Photos: 1967 Greg Laurenson with his Pig Board at Yallingup. Ric Syme pic.

RicThe ‘pig board’ shots were circa ’67 Yallingup. Pants (a new and in-experienced business owner) was trying to find a ‘point of difference’ with his ‘pig board’.

Photo: Circa 1967 Greg Laurenson with his blue Kombi at Surf Beach. Ric Syme pic.

RicThe shot of Pants near the blue Kombi was ‘surf beach’ circa ’67 not long after the Kombi had ‘fallen over’ on the surf beach track with 10 surfers on board (a whole other story!).

Photo: Circa Xmas 1969 Greg Laurenson and Fred Annesley sitting on the bonnet of Holden sedan at Yallingup car park. Surfside store is in the background. Ric Syme pic.

Errol – The boards on the roof of the car have those swept back long single fins, stringer-less blanks and lots of rocker.

The beginning of Yallingup Malibu contest and Pants by Loz Smith

In the early 80s I lived in a shed on a friend’s property on Caves Road opposite Abbey Farm Road, Yallingup.

On a Tuesday night, I used to go to dinner at Bobbo and Jenny Monkman’s place in Vasse Yallingup Siding Road, Quindalup with Greg ‘Pants’ Laurenson from Quindalup and Peter Mac from Yallingup.

I presented a Tin Plate award (as opposed to a gold plate as a bit of fun) to Jenny in recognition of her efforts in preparing meals for us. I had a plaque engraved on a tin plate.

Over dinner, I suggested to the boys that we should go back to longboarding and create a fun Malibu event at Yallingup. At that time, only John ‘Boy’ Malloy was riding a Mal in small waves.

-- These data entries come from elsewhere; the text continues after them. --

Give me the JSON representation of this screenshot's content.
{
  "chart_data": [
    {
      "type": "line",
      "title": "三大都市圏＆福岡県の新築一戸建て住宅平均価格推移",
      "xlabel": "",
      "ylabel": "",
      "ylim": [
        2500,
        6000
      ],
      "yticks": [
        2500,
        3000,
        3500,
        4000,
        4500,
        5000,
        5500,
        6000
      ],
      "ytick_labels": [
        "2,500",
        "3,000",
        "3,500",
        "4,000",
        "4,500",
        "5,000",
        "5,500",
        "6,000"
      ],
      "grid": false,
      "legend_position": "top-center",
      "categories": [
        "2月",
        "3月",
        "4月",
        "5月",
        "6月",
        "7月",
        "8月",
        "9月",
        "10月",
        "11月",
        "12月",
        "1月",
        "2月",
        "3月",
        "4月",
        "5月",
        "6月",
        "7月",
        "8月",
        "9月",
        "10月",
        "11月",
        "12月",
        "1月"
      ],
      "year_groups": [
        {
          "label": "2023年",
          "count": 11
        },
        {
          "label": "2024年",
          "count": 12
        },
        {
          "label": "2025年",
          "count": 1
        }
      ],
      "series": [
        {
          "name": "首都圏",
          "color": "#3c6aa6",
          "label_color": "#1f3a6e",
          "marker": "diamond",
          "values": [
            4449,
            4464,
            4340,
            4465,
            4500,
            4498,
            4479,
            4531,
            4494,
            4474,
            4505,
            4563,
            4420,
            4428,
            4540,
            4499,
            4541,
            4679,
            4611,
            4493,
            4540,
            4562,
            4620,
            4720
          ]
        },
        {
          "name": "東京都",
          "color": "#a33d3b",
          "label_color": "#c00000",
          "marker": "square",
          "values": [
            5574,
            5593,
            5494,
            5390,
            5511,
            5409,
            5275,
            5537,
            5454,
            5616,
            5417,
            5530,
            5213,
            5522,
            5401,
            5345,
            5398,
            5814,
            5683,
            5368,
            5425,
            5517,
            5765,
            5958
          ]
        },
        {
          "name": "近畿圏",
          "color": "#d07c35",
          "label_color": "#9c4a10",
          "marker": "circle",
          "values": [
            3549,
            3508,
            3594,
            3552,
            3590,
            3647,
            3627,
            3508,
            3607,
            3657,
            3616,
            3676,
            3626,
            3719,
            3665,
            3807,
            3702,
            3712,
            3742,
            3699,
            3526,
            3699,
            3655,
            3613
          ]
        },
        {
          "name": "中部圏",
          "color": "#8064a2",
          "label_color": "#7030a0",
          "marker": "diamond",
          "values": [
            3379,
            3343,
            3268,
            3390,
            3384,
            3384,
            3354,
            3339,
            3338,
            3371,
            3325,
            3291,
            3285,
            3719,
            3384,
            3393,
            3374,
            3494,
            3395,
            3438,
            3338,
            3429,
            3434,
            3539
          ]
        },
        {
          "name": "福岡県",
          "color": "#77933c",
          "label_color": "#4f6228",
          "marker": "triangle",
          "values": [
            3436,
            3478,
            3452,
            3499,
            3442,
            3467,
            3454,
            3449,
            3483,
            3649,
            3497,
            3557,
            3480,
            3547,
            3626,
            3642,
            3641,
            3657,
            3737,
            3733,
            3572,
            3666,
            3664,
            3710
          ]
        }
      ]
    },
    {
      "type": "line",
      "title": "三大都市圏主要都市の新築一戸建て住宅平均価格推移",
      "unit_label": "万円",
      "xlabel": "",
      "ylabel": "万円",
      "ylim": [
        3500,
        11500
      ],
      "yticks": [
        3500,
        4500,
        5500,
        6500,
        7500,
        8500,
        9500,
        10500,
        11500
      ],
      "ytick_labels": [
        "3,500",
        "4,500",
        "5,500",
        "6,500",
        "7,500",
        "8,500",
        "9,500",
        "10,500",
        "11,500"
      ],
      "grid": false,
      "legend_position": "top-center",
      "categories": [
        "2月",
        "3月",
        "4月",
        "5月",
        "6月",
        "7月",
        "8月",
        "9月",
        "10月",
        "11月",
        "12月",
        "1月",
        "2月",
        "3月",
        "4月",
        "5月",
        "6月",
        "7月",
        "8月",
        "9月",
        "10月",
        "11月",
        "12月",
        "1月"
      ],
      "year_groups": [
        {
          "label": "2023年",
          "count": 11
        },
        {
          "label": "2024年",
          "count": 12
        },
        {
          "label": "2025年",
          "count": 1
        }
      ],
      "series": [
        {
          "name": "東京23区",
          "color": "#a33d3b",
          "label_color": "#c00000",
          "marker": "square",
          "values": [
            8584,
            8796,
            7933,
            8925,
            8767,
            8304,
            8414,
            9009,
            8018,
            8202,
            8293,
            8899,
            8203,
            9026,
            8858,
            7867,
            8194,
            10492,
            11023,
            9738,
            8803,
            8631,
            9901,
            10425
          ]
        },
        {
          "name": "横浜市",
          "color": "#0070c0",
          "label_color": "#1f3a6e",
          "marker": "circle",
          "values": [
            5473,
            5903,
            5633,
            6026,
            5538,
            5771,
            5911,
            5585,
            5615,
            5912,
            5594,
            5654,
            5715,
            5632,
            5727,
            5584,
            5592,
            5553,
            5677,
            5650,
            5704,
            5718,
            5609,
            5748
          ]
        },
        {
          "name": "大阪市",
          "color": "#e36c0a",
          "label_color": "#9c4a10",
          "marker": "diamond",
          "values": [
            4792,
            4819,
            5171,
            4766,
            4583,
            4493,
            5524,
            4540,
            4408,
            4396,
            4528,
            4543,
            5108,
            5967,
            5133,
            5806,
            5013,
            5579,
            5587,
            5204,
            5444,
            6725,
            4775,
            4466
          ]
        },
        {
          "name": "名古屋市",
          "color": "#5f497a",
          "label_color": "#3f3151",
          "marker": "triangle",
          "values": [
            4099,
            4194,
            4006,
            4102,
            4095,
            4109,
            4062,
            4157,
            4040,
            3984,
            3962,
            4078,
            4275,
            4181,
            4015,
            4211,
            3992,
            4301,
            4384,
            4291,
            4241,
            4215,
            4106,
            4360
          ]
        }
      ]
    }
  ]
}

The boys agreed and this spawned the concept of the Malibu Classic – now known as the Yal Mal.

I had no experience running contests and asked Pants to be competition director and chose Tony ‘Harbo’ Harbison as head judge for the first Malibu Classic. Bobbo made the trophies.

The first Yallingup Malibu Classic was run in 1985 and the rest as they say is history.

Aloha 

Photo: 2004 Yal Mal Loz Smith and Pants at Baggies & Bow Tie function held at Surfside. Loz Smith pic.

Loz – It was the last gathering at Surfside before it was demolished.

Photo Gallery of GL images at Yallingup Malibu Classics by Loz Smith.

Photos: 2004 Yal Mal social pics – Loz Smith pics.

Left: Pants and Bob Monkman.

Right: (Top) Jo, Jade and Greg Laurenson. (Middle) Chris Fullston and GL. (Bottom) GL and Peter Dyson.

Photos: 2007 Yal Mal Greg Laurenson Memorial contest – Loz Smith pics

Top: (Left) Pant’s daughter Jade Laurenson. (Right) Jo, Rob and Di Conneely.

Bottom: (Left) Peter ‘Rinso’ Wise, George Simpson, John Balgarnie and Bruce King. (Right) GL Memorial contest t-shirt (courtesy of Bruce King).

Photos: 2011 Greg Laurenson surfboard signed by Kelly Slater at Marg River Pro – Loz Smith pics

Top: (Left) Kelly Slater. (Right) Ian Cairns and Loz Smith.

Bottom: (Left) Taj Burrow. (Right) Fred Annesley.

Image: 2007 Surfboard master obituary edited by Len Findlay. Image courtesy of WA Newspapers.